How do I calculate the probability of getting a 5 card straight in 7 card poker?

Question

So here's my progress on this problem. The first straight to examine is $\begin{pmatrix} A & 2 & 3 & 4 & 5 & n & m\end{pmatrix}$. If we start with all one suit, there are $\binom{47}{2}$ ways to obtain this hand. Next, we iterate through the suit of one card, say, the Ace, and we have $\binom{46}{2}$, then $\binom{45}{2}$, then $\binom{44}{2}$ ways to obtain this hand without repeating previous hands. To iterate through all suits of all cards, take the sum \begin{equation} \sum_{k,l,m,n,p=0}^{3}\binom{47-k-l-m-n-p}{2} \end{equation} and subtract $4\binom{47}{2}$ to discount straight flushes. Next, to count the hands of $\begin{pmatrix} 2 & 3 & 4 & 5 & 6 & p & q\end{pmatrix}$, $\begin{pmatrix} 3 & 4 & 5 & 6 & 7 & r & s\end{pmatrix}$, etc., we start with $\binom{43}{2}$ to obtain the first hand, so as not to double count hands of the form $\begin{pmatrix} A & 2 & 3 & 4 & 5 & 6 & m\end{pmatrix}$. Therefore we add 9 hands of the following form, subtracting the possible straight flushes. \begin{equation} 9 \left( \sum_{k,l,m,n,p=0}^{3}\binom{43-k-l-m-n-p}{2}\right) - 9\binom{46}{2} \end{equation} These sums may be reduced to one dimension by observing that the weight of each possible sum, r, for $k+l+m+n+p=r$ is equivalent to the coefficient of each term $x^r$ in the expansion $(x^0+x^1+x^2+x^3)^5$. The problem is that these equations describe 6412688 possible straight hands while there should be 6180020 possible hands (according to Wikipedia). I can not for the life of me figure out what hands I am double counting here. Any help is appreciated.

Answer 1

Well, in an ordinary 7-card poker, the standard deck card number is 52. I’ll do the calculations with that value. If you want to make it with another one, just replace it. This being said:

$\binom{52}{7}$ is the number of possible combinations of hand drawings in a 7-poker (please, excuse me if do not use poker’s terminology: i do not know it). If you want to get straights, you need 5 consecutive cards of any suit. There are four suits, so you have $4^5$ possible distinct suit combinations (think how the possible bit strings are calculated in binary). There are 10 disctinct straight number combinations, including [10,J,Q,K,A]. Summing all up, you have an amount of $$C_{(5)}=10\cdot4^5$$ possible 5-card straights combinations.

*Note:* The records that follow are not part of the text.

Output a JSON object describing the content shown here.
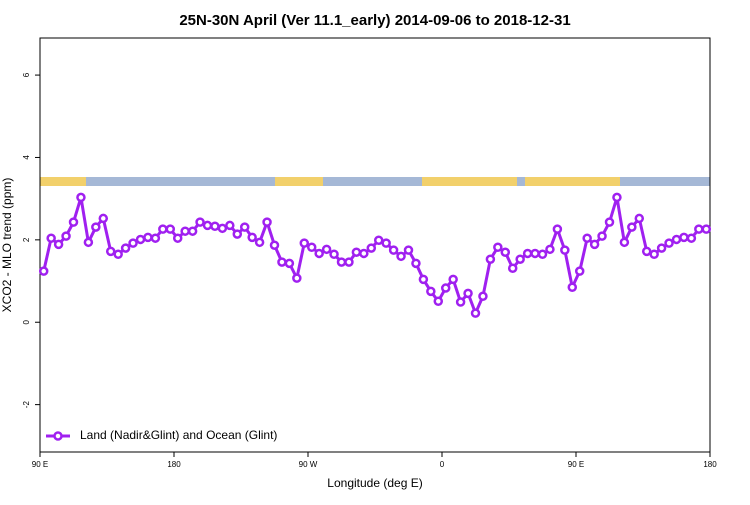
{
  "chart_data": {
    "type": "line",
    "title": "25N-30N April (Ver 11.1_early)   2014-09-06 to 2018-12-31",
    "x_label": "Longitude (deg E)",
    "y_label": "XCO2 - MLO trend (ppm)",
    "x": [
      92.5,
      97.5,
      102.5,
      107.5,
      112.5,
      117.5,
      122.5,
      127.5,
      132.5,
      137.5,
      142.5,
      147.5,
      152.5,
      157.5,
      162.5,
      167.5,
      172.5,
      177.5,
      182.5,
      187.5,
      192.5,
      197.5,
      202.5,
      207.5,
      212.5,
      217.5,
      222.5,
      227.5,
      232.5,
      237.5,
      242.5,
      247.5,
      252.5,
      257.5,
      262.5,
      267.5,
      272.5,
      277.5,
      282.5,
      287.5,
      292.5,
      297.5,
      302.5,
      307.5,
      312.5,
      317.5,
      322.5,
      327.5,
      332.5,
      337.5,
      342.5,
      347.5,
      352.5,
      357.5,
      362.5,
      367.5,
      372.5,
      377.5,
      382.5,
      387.5,
      392.5,
      397.5,
      402.5,
      407.5,
      412.5,
      417.5,
      422.5,
      427.5,
      432.5,
      437.5,
      442.5,
      447.5,
      452.5,
      457.5,
      462.5,
      467.5,
      472.5,
      477.5,
      482.5,
      487.5,
      492.5,
      497.5,
      502.5,
      507.5,
      512.5,
      517.5,
      522.5,
      527.5,
      532.5,
      537.5
    ],
    "series": [
      {
        "name": "Land (Nadir&Glint) and Ocean (Glint)",
        "color": "#a020f0",
        "values": [
          1.24,
          2.04,
          1.89,
          2.09,
          2.43,
          3.03,
          1.94,
          2.31,
          2.52,
          1.72,
          1.65,
          1.8,
          1.92,
          2.01,
          2.06,
          2.04,
          2.26,
          2.26,
          2.04,
          2.21,
          2.21,
          2.43,
          2.35,
          2.33,
          2.28,
          2.35,
          2.14,
          2.31,
          2.06,
          1.94,
          2.43,
          1.87,
          1.46,
          1.43,
          1.07,
          1.92,
          1.82,
          1.67,
          1.77,
          1.65,
          1.46,
          1.46,
          1.7,
          1.67,
          1.8,
          1.99,
          1.92,
          1.75,
          1.6,
          1.75,
          1.43,
          1.04,
          0.75,
          0.51,
          0.83,
          1.04,
          0.49,
          0.7,
          0.22,
          0.63,
          1.53,
          1.82,
          1.7,
          1.31,
          1.53,
          1.67,
          1.67,
          1.65,
          1.77,
          2.26,
          1.75,
          0.85,
          1.24,
          2.04,
          1.89,
          2.09,
          2.43,
          3.03,
          1.94,
          2.31,
          2.52,
          1.72,
          1.65,
          1.8,
          1.92,
          2.01,
          2.06,
          2.04,
          2.26,
          2.26
        ]
      }
    ],
    "xlim": [
      90,
      540
    ],
    "xticks": [
      {
        "value": 90,
        "label": "90 E"
      },
      {
        "value": 180,
        "label": "180"
      },
      {
        "value": 270,
        "label": "90 W"
      },
      {
        "value": 360,
        "label": "0"
      },
      {
        "value": 450,
        "label": "90 E"
      },
      {
        "value": 540,
        "label": "180"
      }
    ],
    "ylim": [
      -3.15,
      6.9
    ],
    "yticks": [
      -2,
      0,
      2,
      4,
      6
    ],
    "legend": "bottom-left"
  }
}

To get the probability of getting a 5-straight in a 7-poker game, we must consider that every one of the $\binom{52}{7}$ combinations of hands can contain one, and only one of the 5-straight combinations, but some of the 5-straight combinations will be repeated on the set of possible hands (i.e. [A,2,3,4,5,Q,Q] and [A,2,3,4,5,K, K], all hearts). When we have a 5-straigth in our hand, we are left with $52-5=47$ cards on the deck. Every 5-straight combination is repeated for each possible combination of the 2 additional cards, so we can consider only two-card combinations. This means that the number of possible 5-straight combinations per 7-hand is: $$C_{(7)}=C_{(5)}\binom{47}{2}$$ And so, the probability of getting one 5-straigth on a 7-hand game is: $$\frac{C_{(7)}}{\binom{52}{7}}=\frac{10\cdot4^5\binom{47}{2}}{\binom{52}{7}}≈0.083$$ It’s not a horrible bet to do, having in account that this is a 8.3% chance of having a straight in your first hand-drawing.